Als erster Premiumhersteller in diesem Segment bewegt man sich mit der X-Klasse also auf einem schmalen Grat. Wobei man in Bezug auf das Arbeitstier bei diesem „Vater“ wenig falsch machen kann: Nissan hat seit vielen Jahrzehnten Erfahrung gesammelt, der Navara gehört weltweit zu den beliebtesten Pick-ups. Außerdem gibt es bei dieser Fahrzeugart grundsätzlich wenig Variationsmöglichkeiten: Ein Leiterrahmen gehört zu einem ordentlichen Pick-up genauso wie eine Starrachse, nur auf die Blattfedern hat man zugunsten von Schraubenfedern verzichtet.

All diese Standards bedeuten freilich Abstriche im Fahrkomfort. Aber hier muss man Mercedes ein Kompliment machen: Das Fahrwerk ist komfortabler als bei der Konkurrenz, nimmt aber dennoch auch rasant gefahrene Kurven, die man mit anderen Pick-ups deutlich gemäßigter angehen würde.

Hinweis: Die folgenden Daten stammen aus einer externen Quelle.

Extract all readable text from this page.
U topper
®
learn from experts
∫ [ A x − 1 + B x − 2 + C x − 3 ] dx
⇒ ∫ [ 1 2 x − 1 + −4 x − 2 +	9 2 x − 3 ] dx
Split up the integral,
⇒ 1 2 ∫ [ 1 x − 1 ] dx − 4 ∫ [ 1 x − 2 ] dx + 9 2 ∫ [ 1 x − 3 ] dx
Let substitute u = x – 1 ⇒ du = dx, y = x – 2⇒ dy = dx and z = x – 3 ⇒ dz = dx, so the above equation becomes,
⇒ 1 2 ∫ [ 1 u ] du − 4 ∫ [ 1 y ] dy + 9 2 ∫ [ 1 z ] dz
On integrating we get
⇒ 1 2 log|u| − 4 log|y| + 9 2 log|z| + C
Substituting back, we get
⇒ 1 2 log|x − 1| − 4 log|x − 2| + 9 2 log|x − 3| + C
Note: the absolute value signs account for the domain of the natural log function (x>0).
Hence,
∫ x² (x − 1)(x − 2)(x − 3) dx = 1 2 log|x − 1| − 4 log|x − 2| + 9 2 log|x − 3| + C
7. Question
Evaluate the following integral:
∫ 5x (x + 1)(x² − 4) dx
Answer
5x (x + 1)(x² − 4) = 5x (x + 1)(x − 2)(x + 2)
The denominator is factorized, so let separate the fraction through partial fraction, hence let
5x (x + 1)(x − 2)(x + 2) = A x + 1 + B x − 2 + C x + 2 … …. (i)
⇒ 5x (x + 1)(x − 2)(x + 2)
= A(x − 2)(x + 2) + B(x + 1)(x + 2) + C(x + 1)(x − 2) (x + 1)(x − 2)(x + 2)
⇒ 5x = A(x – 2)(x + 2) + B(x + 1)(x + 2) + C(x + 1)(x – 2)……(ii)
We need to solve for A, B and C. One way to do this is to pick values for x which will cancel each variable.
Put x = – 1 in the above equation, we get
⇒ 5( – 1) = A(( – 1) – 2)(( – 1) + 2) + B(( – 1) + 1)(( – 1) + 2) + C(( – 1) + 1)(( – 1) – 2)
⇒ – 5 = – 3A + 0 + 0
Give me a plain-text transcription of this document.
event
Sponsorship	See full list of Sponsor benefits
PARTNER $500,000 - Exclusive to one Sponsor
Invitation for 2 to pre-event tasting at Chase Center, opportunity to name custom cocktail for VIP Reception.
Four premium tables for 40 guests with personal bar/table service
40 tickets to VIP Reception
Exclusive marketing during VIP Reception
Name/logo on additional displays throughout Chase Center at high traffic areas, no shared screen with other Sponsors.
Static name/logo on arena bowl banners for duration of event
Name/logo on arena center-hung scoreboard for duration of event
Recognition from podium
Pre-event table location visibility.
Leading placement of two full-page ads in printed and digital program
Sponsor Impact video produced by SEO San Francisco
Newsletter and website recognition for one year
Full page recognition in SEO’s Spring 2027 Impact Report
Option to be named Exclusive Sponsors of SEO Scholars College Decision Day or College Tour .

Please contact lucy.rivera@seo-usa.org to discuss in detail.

Flüsterer unter den Pick-ups

Grundsätzlich ist ein Pick-up dazu gebaut, schwere Lasten zu transportieren – 1042 Kilogramm können es auf der 1587 mm langen und 1560 mm breiten Ladefläche sein (ausreichend für eine quer transportierte Europalette). Erst wenn er beladen ist, bleibt er hinten wirklich ruhig und schaukelfrei. Solche Gewichtsunterschiede bis zu einer Tonne bedeuten eben zwangsläufig, dass das Fahrwerk ein Kompromiss ist – bei Mercedes ein sehr gelungener.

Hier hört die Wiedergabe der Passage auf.